Isu ini bukan isapan jempol belaka. Menurut Badan Meteorologi, Klimatologi, dan Geofisika (BMKG), Indonesia memiliki zona megathrust dan pernah terjadi gempa besar yang menyebabkan tsunami.
Megathrust sendiri merupakan zona subduksi/pertemuan antar lempeng benua yang sangat luas dan memanjang. Zona megathrust adalah bagian dangkal suatu lajur pada zona subduksi yang mempunyai sudut tukik yang landai, demikian keterangan BMKG dalam situs resminya.
SCROLL TO CONTINUE WITH CONTENT
Secara istilah, zona megathrust merujuk pada jalur subduksi lempeng bumi yang sangat panjang, tapi relatif dangkal. Kata 'mega' berarti 'besar' dan 'thrust' berarti 'dorongan'. Zona megathrust mengacu pada sumber gempa tumbukan lempeng di kedalaman dangkal.
Indonesia sendiri memiliki 16 zona megathrust yang ada di wilayah mulai dari Aceh, Jawa, hingga Sulawesi. Zona megathrust Indonesia bisa dilihat di sini.
Megathrust Juga Mengancam Negara Lain di Dunia
Kepala Bidang Mitigasi Tsunami Samudra Hindia dan Pasifik BMKG, Suci Dewi Anugerah, mengatakan bahwa ancaman megathrust bukan hanya berpotensi terjadi di Indonesia.

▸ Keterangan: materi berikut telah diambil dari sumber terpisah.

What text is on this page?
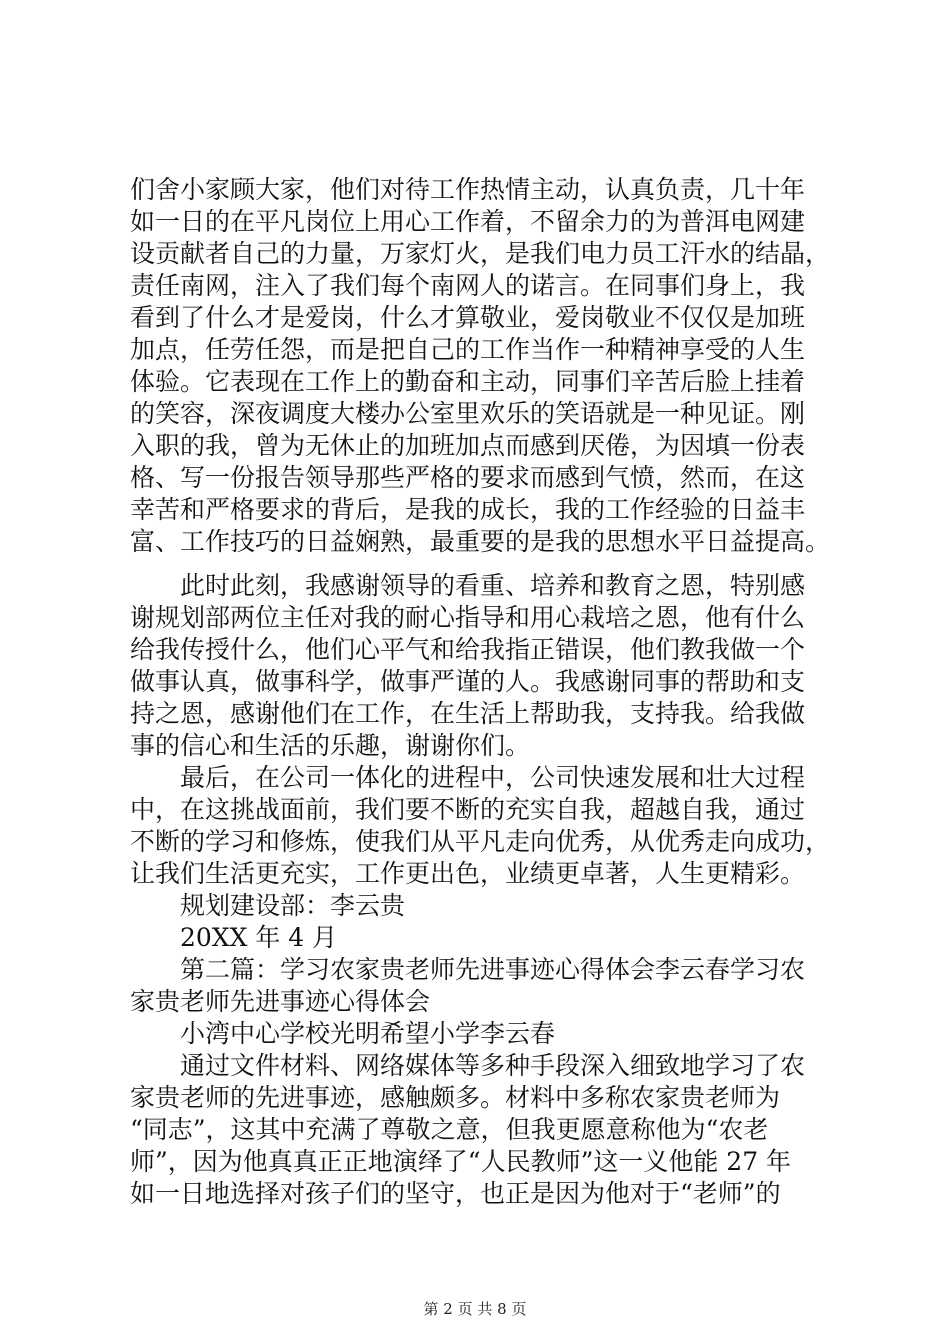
们舍小家顾大家，他们对待工作热情主动，认真负责，几十年
如一日的在平凡岗位上用心工作着，不留余力的为普洱电网建
设贡献者自己的力量，万家灯火，是我们电力员工汗水的结晶，
责任南网，注入了我们每个南网人的诺言。在同事们身上，我
看到了什么才是爱岗，什么才算敬业，爱岗敬业不仅仅是加班
加点，任劳任怨，而是把自己的工作当作一种精神享受的人生
体验。它表现在工作上的勤奋和主动，同事们辛苦后脸上挂着
的笑容，深夜调度大楼办公室里欢乐的笑语就是一种见证。刚
入职的我，曾为无休止的加班加点而感到厌倦，为因填一份表
格、写一份报告领导那些严格的要求而感到气愤，然而，在这
幸苦和严格要求的背后，是我的成长，我的工作经验的日益丰
富、工作技巧的日益娴熟，最重要的是我的思想水平日益提高。
　　此时此刻，我感谢领导的看重、培养和教育之恩，特别感
谢规划部两位主任对我的耐心指导和用心栽培之恩，他有什么
给我传授什么，他们心平气和给我指正错误，他们教我做一个
做事认真，做事科学，做事严谨的人。我感谢同事的帮助和支
持之恩，感谢他们在工作，在生活上帮助我，支持我。给我做
事的信心和生活的乐趣，谢谢你们。
　　最后，在公司一体化的进程中，公司快速发展和壮大过程
中，在这挑战面前，我们要不断的充实自我，超越自我，通过
不断的学习和修炼，使我们从平凡走向优秀，从优秀走向成功，
让我们生活更充实，工作更出色，业绩更卓著，人生更精彩。
　　规划建设部：李云贵
　　20XX 年 4 月
　　第二篇：学习农家贵老师先进事迹心得体会李云春学习农
家贵老师先进事迹心得体会
　　小湾中心学校光明希望小学李云春
　　通过文件材料、网络媒体等多种手段深入细致地学习了农
家贵老师的先进事迹，感触颇多。材料中多称农家贵老师为
“同志”，这其中充满了尊敬之意，但我更愿意称他为“农老
师”，因为他真真正正地演绎了“人民教师”这一义他能 27 年
如一日地选择对孩子们的坚守，也正是因为他对于“老师”的
第 2 页 共 8 页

Berbagai negara atau negara bagian seperti Jepang dan Hawaii juga tengah dihadapkan dengan isu megathrust.
"Ada banyak negara di dunia ini yang memiliki potensi ancaman yang sama. Sebut saja Hawaii, Jepang, mereka wilayah-wilayah yang memiliki potensi tersebut," ucapnya dalam The Weekly Brief With Sandi Uno, pada Agustus 2024 lalu, yang dikutip kembali Senin (2/9/2024)
Apa yang dikatakan Suci senada dengan laporan ilmiah tentang megathrust di wilayah barat Amerika Serikat dan Kanada. Megathrust juga diprediksi akan mengancam wilayah tersebut pada masa depan.
Mengutip SciTechDaily, di lepas pantai selatan British Columbia, Washington, Oregon, dan California utara, terdapat jalur sepanjang 600 mil (965,6 km). Pada jalur ini dasar Samudra Pasifik secara bertahap menunjam ke arah timur di bawah Amerika Utara.
Daerah itu disebut Zona Subduksi Cascadia, yang merupakan tempat terjadinya patahan megathrust, tempat lempeng tektonik bergerak melawan satu sama lain dengan cara yang sangat berbahaya.
Lempeng-lempeng tersebut secara berkala dapat terkunci dan menimbulkan tekanan pada area yang luas. Tekanan tersebut pada akhirnya akan dilepaskan ketika kedua lempeng saling bersentuhan.
Akibatnya, gempa bumi terbesar di dunia bisa terjadi dan mengguncang dasar laut dan daratan, serta menimbulkan tsunami setinggi 100 kaki (30 meter) atau lebih.
Zona berbahaya semacam ini juga terdapat di Alaska, Chili, Selandia Baru, dan tempat-tempat lain. Di Cascadia, gempa besar diyakini terjadi kira-kira setiap 500 tahun, kurang lebih beberapa ratus tahun sekali. Adapun terakhir terjadi gempa besar adalah pada tahun 1700.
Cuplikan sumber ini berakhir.